Entretanto, a comunidade começa a receber motores, financiados pela Cooasgo, adaptados para reaproveitar a energia gerada pelos biodigestores com a finalidade de bombear o fertilizante até lavouras e pastagens. O processo economiza recursos sem riscos para a saúde, pois as bactérias patogênicas morrem durante a biodigestão. Na etapa final, a energia será utilizada para abastecer as propriedades e pode até ser vendida para a concessionária estadual de eletricidade.

“Com o biodigestor, a produção de leite só vai gerar lucro por que o pasto é enriquecido com fertilizante produzido no próprio lote”, explica o assentado Valdenir Valentini.
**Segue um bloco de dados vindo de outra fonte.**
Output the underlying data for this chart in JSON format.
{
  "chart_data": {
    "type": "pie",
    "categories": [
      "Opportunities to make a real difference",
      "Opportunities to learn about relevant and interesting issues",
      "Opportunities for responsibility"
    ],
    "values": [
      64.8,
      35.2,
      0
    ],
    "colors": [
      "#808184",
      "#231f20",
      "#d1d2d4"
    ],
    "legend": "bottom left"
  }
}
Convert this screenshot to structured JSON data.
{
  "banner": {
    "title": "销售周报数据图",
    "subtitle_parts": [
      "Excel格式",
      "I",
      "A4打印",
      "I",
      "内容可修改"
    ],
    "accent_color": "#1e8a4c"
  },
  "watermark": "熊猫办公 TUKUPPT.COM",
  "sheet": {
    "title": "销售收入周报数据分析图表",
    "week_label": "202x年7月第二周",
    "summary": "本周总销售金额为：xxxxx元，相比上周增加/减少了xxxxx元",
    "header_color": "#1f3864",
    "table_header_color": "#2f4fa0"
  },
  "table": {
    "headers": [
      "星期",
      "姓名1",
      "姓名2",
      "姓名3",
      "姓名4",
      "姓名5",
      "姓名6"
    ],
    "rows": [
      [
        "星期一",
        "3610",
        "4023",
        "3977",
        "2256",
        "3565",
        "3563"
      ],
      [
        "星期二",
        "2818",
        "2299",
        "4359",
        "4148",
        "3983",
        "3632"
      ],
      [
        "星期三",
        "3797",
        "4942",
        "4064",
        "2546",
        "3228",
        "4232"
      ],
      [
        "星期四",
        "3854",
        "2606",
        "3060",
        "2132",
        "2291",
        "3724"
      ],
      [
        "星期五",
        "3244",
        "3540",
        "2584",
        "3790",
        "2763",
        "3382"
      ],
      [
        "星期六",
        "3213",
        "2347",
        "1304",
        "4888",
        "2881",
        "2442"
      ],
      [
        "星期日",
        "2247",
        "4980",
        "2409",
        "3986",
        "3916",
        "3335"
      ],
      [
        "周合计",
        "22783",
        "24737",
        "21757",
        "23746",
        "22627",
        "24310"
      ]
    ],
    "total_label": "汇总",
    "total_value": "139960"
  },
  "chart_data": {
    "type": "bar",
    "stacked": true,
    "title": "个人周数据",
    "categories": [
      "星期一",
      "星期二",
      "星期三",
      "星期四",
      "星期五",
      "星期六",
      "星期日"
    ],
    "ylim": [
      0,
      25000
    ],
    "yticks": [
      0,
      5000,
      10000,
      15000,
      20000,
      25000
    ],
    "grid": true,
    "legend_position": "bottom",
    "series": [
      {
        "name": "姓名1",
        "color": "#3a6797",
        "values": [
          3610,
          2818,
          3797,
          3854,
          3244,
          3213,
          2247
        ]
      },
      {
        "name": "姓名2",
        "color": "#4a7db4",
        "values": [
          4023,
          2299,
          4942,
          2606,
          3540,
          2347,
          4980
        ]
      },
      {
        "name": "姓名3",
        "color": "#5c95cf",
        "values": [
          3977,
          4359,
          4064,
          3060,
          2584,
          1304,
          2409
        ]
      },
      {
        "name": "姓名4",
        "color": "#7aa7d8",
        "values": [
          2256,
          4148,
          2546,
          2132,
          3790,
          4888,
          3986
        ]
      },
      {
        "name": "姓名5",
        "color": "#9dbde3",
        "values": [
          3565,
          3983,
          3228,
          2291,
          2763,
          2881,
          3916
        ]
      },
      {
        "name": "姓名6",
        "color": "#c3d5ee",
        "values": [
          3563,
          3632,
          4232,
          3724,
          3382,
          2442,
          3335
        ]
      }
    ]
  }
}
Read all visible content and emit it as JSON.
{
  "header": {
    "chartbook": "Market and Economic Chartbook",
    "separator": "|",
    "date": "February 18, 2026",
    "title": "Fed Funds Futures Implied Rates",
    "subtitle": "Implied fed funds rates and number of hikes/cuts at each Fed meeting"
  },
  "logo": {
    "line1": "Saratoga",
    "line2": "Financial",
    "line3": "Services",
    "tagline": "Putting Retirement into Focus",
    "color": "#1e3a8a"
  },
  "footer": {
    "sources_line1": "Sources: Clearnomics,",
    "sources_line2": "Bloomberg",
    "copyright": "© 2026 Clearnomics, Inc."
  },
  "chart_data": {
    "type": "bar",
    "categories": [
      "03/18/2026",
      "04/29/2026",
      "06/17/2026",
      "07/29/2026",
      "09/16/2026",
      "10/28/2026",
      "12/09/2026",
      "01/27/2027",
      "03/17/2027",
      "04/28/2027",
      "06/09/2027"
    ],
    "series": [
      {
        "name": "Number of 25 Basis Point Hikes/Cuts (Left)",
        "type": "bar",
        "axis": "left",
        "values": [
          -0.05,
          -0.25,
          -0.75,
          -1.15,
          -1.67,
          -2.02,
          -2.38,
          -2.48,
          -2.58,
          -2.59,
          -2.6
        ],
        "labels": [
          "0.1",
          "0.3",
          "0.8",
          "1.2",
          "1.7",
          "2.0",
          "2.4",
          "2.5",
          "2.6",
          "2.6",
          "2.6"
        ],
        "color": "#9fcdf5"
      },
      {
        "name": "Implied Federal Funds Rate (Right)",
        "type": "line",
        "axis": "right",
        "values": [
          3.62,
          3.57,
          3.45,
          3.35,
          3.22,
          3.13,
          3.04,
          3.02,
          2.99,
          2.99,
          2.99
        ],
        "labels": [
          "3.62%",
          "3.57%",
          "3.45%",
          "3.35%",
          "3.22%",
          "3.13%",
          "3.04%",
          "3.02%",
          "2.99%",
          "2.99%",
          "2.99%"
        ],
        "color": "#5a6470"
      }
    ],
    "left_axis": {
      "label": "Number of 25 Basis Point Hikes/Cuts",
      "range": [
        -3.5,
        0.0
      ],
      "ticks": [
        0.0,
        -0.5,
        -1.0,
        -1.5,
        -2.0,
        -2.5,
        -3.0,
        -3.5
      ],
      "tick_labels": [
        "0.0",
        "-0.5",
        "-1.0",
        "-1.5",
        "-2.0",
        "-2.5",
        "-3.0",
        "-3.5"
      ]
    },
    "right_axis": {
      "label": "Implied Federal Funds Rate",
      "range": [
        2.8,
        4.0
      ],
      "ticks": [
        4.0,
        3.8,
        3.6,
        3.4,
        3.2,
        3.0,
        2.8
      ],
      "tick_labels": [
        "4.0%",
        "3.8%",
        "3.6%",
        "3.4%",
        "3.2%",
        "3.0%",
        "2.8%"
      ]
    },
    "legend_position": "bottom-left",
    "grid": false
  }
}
Para explicar seus cálculos, Valentini toma a propriedade do presidente da Cooasgo, Jair Borgmann, como exemplo a ser seguido. Ex-beneficiário da reforma agrária, que comprou uma fazenda com o lucro da suinocultura, Borgmann mantém 30 matrizes leiteiras em cada hectare ferti-irrigado por meio do mesmo biodigestor que ajuda a implantar no Campanário.

Com essa capacidade de carga e produção média de 10 litros por vaca/dia em 10 hectares, que é a metade dos lotes, cada assentado terá condições de ordenhar três mil litros de leite diariamente. Perante cotação de R$ 0,60, o leite pode incrementar a renda da família em R$ 180 reais diários. O valor significa mais de R$ 5 mil por mês, sem contar os ganhos gerados pela suinocultura e venda dos créditos de carbono.

Parâmetros nacionais

Enquanto melhoram as próprias condições de vida, os moradores do Campanário ajudam a criar novos patamares de desenvolvimento para a agricultura nacional.

O presidente da Acafe, Roque Busarello, cedeu parte de seu lote para a Embrapa Pantanal instalar um experimento sobre o uso do substrato proveniente da biodigestão. Em meio hectare, pesquisadores do instituto investigam qual a ponto ideal de ferti-irrigação para obter o melhor aproveitamento do solo sem contaminar o lençol freático. Em outro extremo do lote, uma mini estação meteorológica acompanha o desenvolvimento do clima na região.

“Até hoje os biodigestores eram implantados no Brasil com base nos parâmetros da Nova Zelândia e União Europeia. Este experimento avalia solo, clima, relevo e pluviosidade do assentamento para determinar o ponto ótimo de ferti-irrigação nas nossas condições”, explica Busarello com a intimidade de quem colabora para a produção nacional de conhecimentos sobre agricultura.

Kioto

Pelo Protocolo de Kioto, em vigor desde 2005, 175 nações do mundo comprometeram-se ea diminuir o nível de emissão dos gases que causam o efeito estufa em 5,2% até 2012, tomando como base o ano de 1990. Pelo acordo, as empresas que não atingirem sua meta devem financiar ações de mitigação bem sucedidas nos países em desenvolvimento. 

A transação é chamada de venda de créditos de carbono e criou um mercado internacional. Uma série de empresas especializaram-se a fazer a ponte internacional entre os empreendimentos poluentes e mitigadores. Elas são responsáveis por detectar ações de preservação ambiental que podem compensar as atividades que não conseguiram diminuir seu ônus ao planeta e manter tecnologicamente as iniciativas menos poluidoras.